Whilst you may currently be saving for a pension or even have more than one pension, you could be considering the possibility of combining them.
If, over the years, you have accumulated more than one pension from different jobs, it can prove difficult in keeping track of them and their performance. When looking at combining pensions, it is best to consider the type of pension you have and how many years you have left until you are of retirement age.
Should you combine pensions if you change job?
Taking the time to closely look into your pensions now could be hugely significant when it comes to retirement. This is because it could result in a higher income or the possibility of even being able to enter retirement at an earlier date.
However, if you are in a fortunate position where you are in a pension scheme that promises an income-based payout on your earnings leading to your retirement, also known as a ‘final salary scheme’, then it is advisable to keep your pensions as they are currently.
If you are involved in any other pension schemes, it would be very worthwhile to consider combining your pensions.

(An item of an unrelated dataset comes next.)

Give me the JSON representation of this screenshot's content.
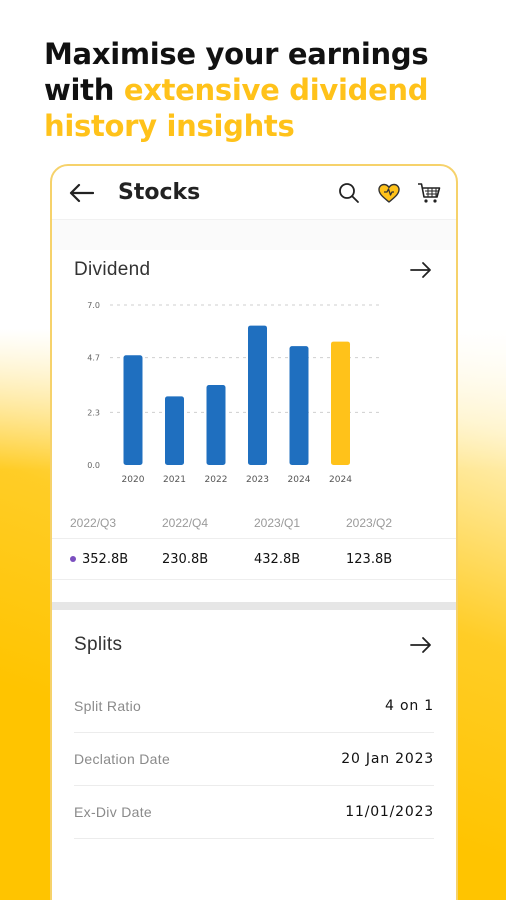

The impact of charges on your pension scheme
Whilst you may be keen to combine your pensions, it is important to look into any incurring charges and interest to ensure you wouldn’t be paying an increase. When combining pensions, you want it to be beneficial and in your best interests. Therefore, if you are not confident in making such a decision yourself, it would be best to seek advice from a financial advisor, who will guide you on the best route to take. In doing this, you will incur a fee from the financial advisor but it could all be very worthwhile.
What age should you consolidate your pensions?
As you come closer to your retirement, you should see a significant increase in your pension pots. Whilst you may have looked into and considered seeking further advice from a financial advisor, you may feel that doing so would put you at a disadvantage and you will lose out by having to pay them a fee. However, you will have less time to gain back the cost before you enter your retirement.
Furthermore, if you are still not satisfied with your current arrangement, then you can still consider combining your pensions.
At present, you may still have at least 10 years to pay into a pension pot. If you choose to combine your pensions at this stage, you will then have all your money in the one place. This can be beneficial in the sense it can allow you to buy an annuity, where you could look at the potential of swapping your pension savings in order to then receive a lifetime regular income or you could possibly invest into an income drawdown. In doing this, you would be able to take a sum of money out to then use to live on when you reach retirement.